Bahama, negara kepulauan di Amerika Tengah telah melarang penangkapan ikan hiu di perairannya. Selain penangkapan, penjualan, ekspor dan impor produk-produk berbasis ikan hiu juga diharamkan.

Undang-undang baru yang diterapkan oleh Larry Cartwright, menteri pertanian Bahama itu akan mengubah seluruh 630 ribu kilometer persegi perairan negara tersebut menjadi tempat penangkaran alami ikan hiu.

Selain pelarangan, Bahama juga meningkatkan denda bagi mereka yang kedapatan menangkap ikan hiu dari US$3 ribu menjadi US$5 ribu. Pelarangan yang dilakukan Bahama sendiri mengikuti langkah serupa yang diberlakukan oleh Honduras, Maladewa, dan Palau.

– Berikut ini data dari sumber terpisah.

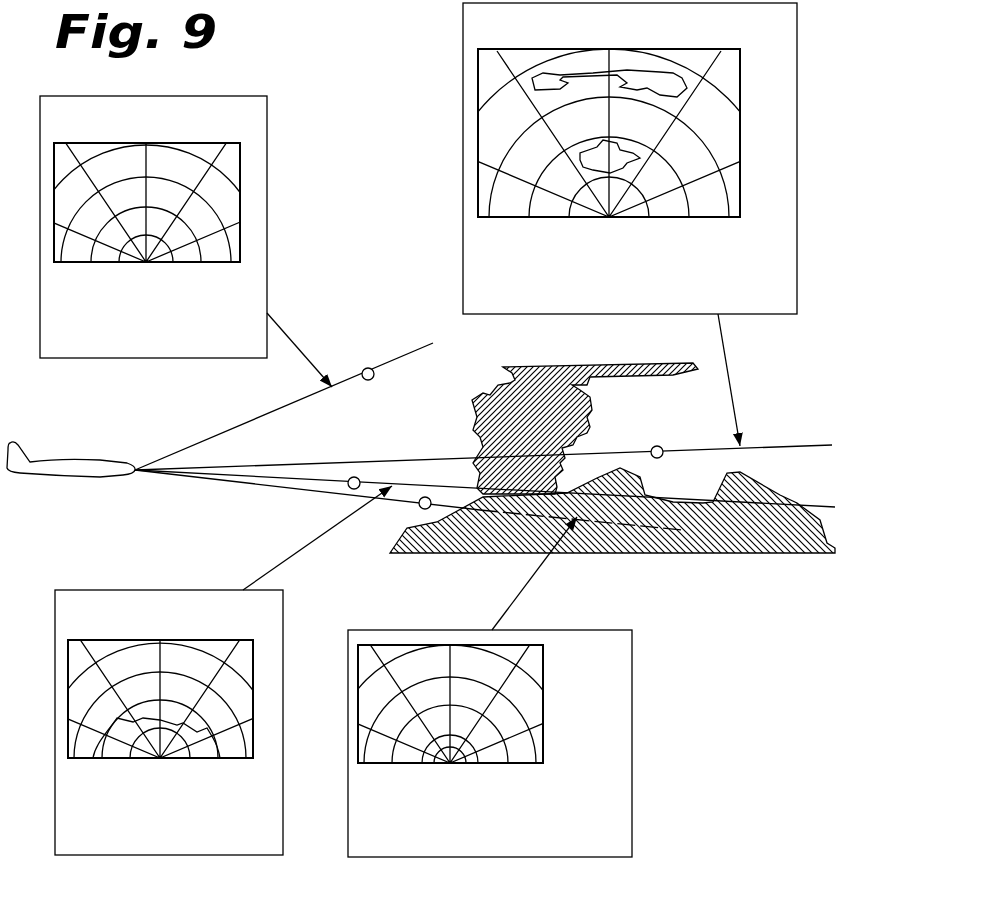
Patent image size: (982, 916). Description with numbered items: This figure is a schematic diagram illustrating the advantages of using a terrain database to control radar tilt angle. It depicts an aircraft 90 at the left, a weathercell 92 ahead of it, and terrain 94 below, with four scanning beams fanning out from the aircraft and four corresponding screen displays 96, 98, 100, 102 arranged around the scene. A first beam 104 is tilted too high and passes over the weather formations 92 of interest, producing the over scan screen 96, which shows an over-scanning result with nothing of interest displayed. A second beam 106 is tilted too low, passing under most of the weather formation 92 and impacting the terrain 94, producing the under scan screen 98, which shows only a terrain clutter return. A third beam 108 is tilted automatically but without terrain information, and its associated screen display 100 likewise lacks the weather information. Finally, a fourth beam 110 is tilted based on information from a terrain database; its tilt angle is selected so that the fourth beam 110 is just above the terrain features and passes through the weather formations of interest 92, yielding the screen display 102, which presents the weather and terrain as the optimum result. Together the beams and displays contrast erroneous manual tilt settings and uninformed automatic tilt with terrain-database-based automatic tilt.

The aircraft 90 is at (116, 458).
The weathercell 92 is at (592, 410).
The terrain 94 is at (781, 494).
The over scan screen 96 is at (213, 143).
The under scan screen 98 is at (85, 640).
The screen display 100 is at (543, 705).
The screen display 102 is at (706, 49).
The first beam 104 is at (368, 368).
The second beam 106 is at (356, 477).
The third beam 108 is at (420, 508).
The fourth beam 110 is at (660, 446).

Dikutip dari BBC, 6 Juli 2011, ikan hiu dianggap berada dalam posisi terancam karena sirip mereka sangat digemari sebagai santapan lezat di menu masakan China. Menurut para pengamat lingkungan, sekitar 73 juta hiu dibunuh per tahun untuk diambil siripnya.

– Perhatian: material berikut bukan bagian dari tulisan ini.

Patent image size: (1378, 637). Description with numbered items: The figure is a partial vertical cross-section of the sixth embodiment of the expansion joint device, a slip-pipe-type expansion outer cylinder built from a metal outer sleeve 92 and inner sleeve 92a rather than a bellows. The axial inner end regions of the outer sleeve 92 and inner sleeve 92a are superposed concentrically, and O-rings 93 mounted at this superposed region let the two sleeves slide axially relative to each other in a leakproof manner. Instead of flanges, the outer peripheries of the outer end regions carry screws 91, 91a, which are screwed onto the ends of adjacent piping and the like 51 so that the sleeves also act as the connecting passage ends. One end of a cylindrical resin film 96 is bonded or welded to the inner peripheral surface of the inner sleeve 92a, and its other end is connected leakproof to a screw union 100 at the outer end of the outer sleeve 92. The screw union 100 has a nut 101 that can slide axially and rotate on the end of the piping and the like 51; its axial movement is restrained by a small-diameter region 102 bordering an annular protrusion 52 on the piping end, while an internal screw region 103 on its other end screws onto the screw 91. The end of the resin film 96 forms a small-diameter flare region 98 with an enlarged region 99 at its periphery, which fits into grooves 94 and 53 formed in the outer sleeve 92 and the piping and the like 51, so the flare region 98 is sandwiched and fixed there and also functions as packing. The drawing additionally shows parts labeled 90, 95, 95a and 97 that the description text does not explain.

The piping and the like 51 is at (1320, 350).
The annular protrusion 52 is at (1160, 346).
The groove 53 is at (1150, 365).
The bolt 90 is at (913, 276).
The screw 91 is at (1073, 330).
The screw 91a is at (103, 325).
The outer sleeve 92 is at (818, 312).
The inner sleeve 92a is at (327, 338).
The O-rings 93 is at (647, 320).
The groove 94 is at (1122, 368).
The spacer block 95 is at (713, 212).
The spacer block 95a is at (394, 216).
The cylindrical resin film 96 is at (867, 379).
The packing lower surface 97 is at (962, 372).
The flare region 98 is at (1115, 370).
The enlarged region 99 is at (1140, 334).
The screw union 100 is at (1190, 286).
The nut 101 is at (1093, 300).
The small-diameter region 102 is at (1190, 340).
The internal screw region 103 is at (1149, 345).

“Ikan hiu sangat membutuhkan perlindungan jika kita tidak ingin membuat mereka menjadi spesies yang punah,” kata Neil McKinney, President of the Bahamas National Trust, badan yang mengelola sumber daya alam negara.

Sebelum ini, tahun 1993 lalu Bahama juga telah melarang pemancingan menggunakan tapi pancing panjang. Pelarangan ini membatasi pemancingan hiu dan berhasil melindungi 40 spesies hiu yang ada di perairan Bahama.

Sebagai informasi, sama seperti negara kepulauan pada umumnya, turisme merupakan industri yang penting bagi Bahama. Menyelam bersama ikan hiu sendiri memasok keuntungan mencapai US$80 juta atau sekitar Rp680 miliar per tahun bagi negeri itu.